Rugby Coaching Blog | Professional Rugby Advice & Coaching

Why Martin Johnson’s appointment provides you with the key to activate your rugby coaching by David Clarke

Few will disagree that it is sad that Brian Ashton is leaving the England rugby coaching set up. Given a pretty tough situation to start with, he is still able to show us two runner’s up medals: one from the World Cup and the other from this year’s Six Nations.

But change was always been coming and though the manner of the change has been ham-fisted, the transformation is important. Not just for England, but also for you as a coach.

Martin Johnson, the former England World Cup winning rugby captain, arrives with no formal rugby coaching qualifications or the experience of managing a team.

What he does bring it something you can use yourself to move your coaching output ahead.

Before I tell what it is, I want you remember the man in question.

He is big. He towers over most people and many players.

He never took a step backwards on the pitch and rarely off the pitch. This meant his word was the final word, to a team mate, opposition player or even the referee.

He led from the front and took on all comers, sometimes over aggressively. He would front the charge from the kick off, often beating the winger to the catcher.
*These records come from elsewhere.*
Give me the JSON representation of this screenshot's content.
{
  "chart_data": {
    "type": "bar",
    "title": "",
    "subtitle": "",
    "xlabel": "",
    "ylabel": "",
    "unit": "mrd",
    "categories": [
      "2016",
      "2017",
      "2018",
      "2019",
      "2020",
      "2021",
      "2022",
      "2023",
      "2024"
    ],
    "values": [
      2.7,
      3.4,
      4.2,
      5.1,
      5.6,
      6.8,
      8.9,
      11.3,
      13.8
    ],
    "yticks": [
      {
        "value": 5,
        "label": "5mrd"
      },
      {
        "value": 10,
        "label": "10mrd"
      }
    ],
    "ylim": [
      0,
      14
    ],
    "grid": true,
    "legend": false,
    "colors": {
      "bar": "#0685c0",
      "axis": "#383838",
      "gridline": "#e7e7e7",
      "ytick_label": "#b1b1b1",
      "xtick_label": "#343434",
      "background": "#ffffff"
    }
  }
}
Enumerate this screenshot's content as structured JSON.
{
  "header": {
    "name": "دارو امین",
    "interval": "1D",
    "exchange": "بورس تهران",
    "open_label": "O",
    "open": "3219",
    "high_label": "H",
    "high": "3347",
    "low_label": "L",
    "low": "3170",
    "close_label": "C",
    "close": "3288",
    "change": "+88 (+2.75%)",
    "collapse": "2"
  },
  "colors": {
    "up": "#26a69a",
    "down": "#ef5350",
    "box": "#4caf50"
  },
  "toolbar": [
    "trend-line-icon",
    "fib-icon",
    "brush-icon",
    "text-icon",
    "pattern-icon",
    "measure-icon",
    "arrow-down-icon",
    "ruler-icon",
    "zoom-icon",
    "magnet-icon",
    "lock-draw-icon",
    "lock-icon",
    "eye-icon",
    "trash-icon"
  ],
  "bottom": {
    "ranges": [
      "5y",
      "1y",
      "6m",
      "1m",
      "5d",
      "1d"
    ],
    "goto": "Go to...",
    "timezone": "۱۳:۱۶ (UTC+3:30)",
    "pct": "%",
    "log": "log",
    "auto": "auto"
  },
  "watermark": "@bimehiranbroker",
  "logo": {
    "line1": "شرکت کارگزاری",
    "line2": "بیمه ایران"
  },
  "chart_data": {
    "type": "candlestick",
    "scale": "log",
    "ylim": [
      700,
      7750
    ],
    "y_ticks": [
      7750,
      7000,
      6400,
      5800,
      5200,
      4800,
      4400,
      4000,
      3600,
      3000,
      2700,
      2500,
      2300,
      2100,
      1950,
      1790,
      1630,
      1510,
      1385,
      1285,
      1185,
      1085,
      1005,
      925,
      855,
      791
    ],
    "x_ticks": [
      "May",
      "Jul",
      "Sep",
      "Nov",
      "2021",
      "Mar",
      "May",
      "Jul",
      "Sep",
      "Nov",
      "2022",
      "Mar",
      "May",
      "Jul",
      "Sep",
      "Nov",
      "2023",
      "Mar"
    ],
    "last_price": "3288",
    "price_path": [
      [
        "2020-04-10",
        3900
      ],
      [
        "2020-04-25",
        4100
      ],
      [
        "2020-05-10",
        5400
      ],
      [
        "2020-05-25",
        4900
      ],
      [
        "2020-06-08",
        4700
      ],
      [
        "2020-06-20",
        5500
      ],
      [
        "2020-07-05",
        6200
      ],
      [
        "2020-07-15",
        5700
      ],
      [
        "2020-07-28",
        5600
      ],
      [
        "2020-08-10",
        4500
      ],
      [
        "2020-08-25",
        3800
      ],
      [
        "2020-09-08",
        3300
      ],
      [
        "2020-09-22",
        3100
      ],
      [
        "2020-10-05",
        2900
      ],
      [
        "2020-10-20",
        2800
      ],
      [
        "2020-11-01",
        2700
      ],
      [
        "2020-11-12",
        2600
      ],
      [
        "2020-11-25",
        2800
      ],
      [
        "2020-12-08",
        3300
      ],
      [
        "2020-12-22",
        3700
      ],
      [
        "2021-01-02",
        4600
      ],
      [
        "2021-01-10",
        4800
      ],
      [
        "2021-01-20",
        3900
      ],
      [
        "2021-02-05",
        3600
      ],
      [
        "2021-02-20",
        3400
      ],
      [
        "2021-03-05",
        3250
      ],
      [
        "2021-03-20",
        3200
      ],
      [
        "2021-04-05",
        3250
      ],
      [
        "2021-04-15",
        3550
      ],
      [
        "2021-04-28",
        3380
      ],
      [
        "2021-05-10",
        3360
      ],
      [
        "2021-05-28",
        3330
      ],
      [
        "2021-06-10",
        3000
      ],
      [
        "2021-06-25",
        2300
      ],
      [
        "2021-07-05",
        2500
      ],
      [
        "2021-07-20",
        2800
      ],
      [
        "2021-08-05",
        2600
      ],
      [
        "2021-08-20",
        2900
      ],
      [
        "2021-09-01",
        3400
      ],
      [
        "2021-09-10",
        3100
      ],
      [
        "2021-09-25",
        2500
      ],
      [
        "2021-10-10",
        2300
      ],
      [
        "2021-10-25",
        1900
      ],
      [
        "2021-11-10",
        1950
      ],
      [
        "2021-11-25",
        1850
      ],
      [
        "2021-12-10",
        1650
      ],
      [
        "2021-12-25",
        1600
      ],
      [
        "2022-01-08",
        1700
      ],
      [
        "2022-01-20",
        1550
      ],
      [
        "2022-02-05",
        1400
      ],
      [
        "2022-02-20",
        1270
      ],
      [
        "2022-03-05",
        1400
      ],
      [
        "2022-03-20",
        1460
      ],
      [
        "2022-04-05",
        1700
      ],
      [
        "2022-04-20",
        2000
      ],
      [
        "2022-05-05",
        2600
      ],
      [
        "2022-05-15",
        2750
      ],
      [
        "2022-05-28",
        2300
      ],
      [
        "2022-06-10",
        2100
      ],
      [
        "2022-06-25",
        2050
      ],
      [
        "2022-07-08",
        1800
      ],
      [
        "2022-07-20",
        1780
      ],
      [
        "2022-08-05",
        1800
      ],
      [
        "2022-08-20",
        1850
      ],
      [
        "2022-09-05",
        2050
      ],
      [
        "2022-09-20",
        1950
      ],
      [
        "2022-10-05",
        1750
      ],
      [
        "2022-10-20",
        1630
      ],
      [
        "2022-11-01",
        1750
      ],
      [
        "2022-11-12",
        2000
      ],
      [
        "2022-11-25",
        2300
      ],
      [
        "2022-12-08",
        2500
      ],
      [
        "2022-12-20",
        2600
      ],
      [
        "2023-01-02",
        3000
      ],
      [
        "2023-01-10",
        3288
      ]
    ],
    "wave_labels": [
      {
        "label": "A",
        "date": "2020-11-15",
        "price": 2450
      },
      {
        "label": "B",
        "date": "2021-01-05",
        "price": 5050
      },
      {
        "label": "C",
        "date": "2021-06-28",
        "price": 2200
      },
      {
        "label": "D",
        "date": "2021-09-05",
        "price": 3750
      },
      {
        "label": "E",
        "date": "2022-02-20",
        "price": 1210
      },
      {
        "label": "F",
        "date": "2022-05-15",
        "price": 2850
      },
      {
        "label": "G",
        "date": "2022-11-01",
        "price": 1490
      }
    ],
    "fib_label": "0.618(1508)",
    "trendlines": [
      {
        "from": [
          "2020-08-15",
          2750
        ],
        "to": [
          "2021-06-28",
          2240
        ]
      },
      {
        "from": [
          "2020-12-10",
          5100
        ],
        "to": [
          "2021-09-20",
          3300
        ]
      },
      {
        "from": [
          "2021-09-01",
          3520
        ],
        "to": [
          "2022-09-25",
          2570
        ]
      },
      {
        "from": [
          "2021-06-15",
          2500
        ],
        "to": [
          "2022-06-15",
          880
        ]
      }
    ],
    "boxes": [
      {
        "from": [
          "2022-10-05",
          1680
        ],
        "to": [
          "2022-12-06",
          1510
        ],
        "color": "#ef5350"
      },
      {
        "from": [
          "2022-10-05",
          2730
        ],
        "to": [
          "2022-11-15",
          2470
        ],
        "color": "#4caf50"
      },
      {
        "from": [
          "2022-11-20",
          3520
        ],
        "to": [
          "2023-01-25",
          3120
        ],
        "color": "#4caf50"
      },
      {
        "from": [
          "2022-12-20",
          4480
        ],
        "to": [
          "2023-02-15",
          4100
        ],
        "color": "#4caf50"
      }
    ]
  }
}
So what can we all learn from “Johnno” ? It is that unswerving belief in yourself and your goals can carry you over many rough paths. It creates momentum, it pulls others with you and it doesn’t care about the setbacks.

I have just completed part II of a series on what we can learn from one of the world’s most success sports coaches, John Wooden, for the next Rugby Coach Newsletter. He would see Johnson as one of the main building blocks in his Pyramid of Success, based on his intention.

Do you have that personal belief? Can you reaffirm your goals with greater rigour? Then you might just find you have energised yourself and, as a happy consequence, your team.

I believe Johnson’s belief will do the same for the England rugby team.